В августе корниловцы сдали Ригу немцам, угрожая создать контрреволюционный кулак против революционных сил в центре России. Петерс отошел с войсками, работал в деморализованных отступлением частях 12-й армии: важно было сплотить революционно настроенных солдат, их комитеты, большевистские организации.

Во время выборов на Демократическое совещание[5] Петерс был послан на них как представитель крестьян Лифляндской губернии. Вернулся из Петрограда в Латвию, не дождавшись окончания Демократического совещания, оказавшегося парламентской и эсеро-меньшевистской говорильней. В Латвии, в революционизирующейся армии дел было невпроворот; «надо было готовиться ко Второму съезду Советов и готовить войсковые части для Октяб[рьской] револ[юции]» — так он напишет потом в своей биографии об этих трудных днях.

…Городки и селения северной части Латвии были переполнены войсками, теснимыми немецкими армиями. Всюду солдаты, обозы, беженцы. Поэтому удивительно было увидеть в городке Цесисе вдруг откуда-то появившихся двух американцев в цивильной одежде. Их, сопровождаемых штабным капитаном, всюду пропускали в прифронтовой полосе. Они остановились перед только что вывешенной афишей.

«Товарищи солдаты!

Совет рабочих и солдатских депутатов Цесиса 28 сентября в четыре часа организует в парке митинг. Товарищ Петерс выступит от Центрального Комитета Латвийской Социал-демократии и будет говорить о Демократическом совещании и кризисе власти».

Военный с повязкой Искосола[6] на рукаве кричал;

— Этот митинг запрещен! Комендант его запретил! Столпившиеся у афиши солдаты бросали ему;

— Твой комендант… (прилагательным служило непечатное слово) буржуй!

Капитан, сопровождавший американцев, сорвался:

— Этот Петерс большевик! А митинги в полосе военных действий запрещены. Это закон! И Искосол тоже этот митинг запретил.

Солдаты ничего не отвечали. Один, уходя, бросил капитану:

— Искосол тоже из непотребных буржуев, а мы, солдаты, хотим слышать о «Демократическом совещании.»
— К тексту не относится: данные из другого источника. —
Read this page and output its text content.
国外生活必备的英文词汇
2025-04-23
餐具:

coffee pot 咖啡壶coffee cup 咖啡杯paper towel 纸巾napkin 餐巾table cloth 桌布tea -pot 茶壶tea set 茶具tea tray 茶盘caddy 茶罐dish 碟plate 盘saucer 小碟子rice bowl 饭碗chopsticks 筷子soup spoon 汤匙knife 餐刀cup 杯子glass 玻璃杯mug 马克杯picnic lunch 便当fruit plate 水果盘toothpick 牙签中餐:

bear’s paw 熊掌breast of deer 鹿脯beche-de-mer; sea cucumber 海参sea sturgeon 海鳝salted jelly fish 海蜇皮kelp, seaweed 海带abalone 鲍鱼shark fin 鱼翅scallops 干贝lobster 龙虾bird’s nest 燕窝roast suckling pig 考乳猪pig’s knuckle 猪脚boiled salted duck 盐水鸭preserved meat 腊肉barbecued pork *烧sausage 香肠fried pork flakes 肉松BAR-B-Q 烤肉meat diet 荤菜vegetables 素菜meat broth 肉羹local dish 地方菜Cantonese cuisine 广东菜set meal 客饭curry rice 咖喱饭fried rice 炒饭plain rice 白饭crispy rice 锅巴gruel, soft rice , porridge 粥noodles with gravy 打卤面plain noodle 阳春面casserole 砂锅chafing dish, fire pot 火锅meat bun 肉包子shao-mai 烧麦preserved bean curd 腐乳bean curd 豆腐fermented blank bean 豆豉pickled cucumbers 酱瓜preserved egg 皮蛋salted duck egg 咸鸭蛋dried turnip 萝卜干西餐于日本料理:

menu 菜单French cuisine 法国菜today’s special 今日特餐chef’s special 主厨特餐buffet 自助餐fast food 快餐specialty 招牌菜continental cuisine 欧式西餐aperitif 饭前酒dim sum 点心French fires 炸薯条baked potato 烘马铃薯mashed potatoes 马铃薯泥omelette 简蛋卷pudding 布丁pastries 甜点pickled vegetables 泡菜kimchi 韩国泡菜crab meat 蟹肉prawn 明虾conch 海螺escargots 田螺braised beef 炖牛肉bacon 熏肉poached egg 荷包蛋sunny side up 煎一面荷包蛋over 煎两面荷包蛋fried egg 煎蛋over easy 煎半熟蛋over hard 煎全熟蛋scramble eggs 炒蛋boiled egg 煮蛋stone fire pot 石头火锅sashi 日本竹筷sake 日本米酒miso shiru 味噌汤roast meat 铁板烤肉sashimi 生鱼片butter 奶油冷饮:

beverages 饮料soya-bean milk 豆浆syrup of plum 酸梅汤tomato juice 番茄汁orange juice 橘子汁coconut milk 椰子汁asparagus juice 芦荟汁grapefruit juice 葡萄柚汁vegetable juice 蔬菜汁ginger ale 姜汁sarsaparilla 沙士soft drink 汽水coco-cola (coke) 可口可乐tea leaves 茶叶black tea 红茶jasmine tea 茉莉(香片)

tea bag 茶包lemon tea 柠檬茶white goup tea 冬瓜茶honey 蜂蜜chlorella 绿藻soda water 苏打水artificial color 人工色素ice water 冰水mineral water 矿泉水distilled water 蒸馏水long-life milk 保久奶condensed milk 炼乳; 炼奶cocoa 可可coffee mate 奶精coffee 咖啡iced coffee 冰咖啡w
Обругавший открыто Искосол ушел, а на его место встал другой в солдатской форме и твердо, тоном, не терпящим возражений, объявил штабному капитану:

— Митинг будет, как здесь написано. Я — Петерс!

А американцы — это были Дж. Рид и А.Р. Уильямс. Они приехали с разрешения властей на фронт, чтобы собрать материал для американской прессы. Они и познакомились тогда с Петерсом, одним из наиболее известных большевиков на Северном фронте и в Латвии. Американцы вернулись в Петроград, полные впечатлений и с толстыми, почти сплошь исписанными блокнотами. Живо рассказывали другим, что видели там, на фронте, слышали от тех, кого называли большевиками, а также от штабных офицеров, от солдат, повстречавшихся им на разбитых дорогах.

Когда Петерс снова появился в Петрограде, американцы тут же перехватили его и взяли обещание, что он за «глянет к ним. Встречу назначили в итальянском ресторанчике, в котором, правда, не было ничего итальянского, заказали чай с леденцами. Американцы надеялись проверить с помощью Петерса слухи о вооруженном восстании, готовящемся большевиками. Петерс появился вместе с Восковым, большевиком, тоже побывавшим в эмиграции. Оба говорили свободно по-английски, поэтому обошлись без переводчиков.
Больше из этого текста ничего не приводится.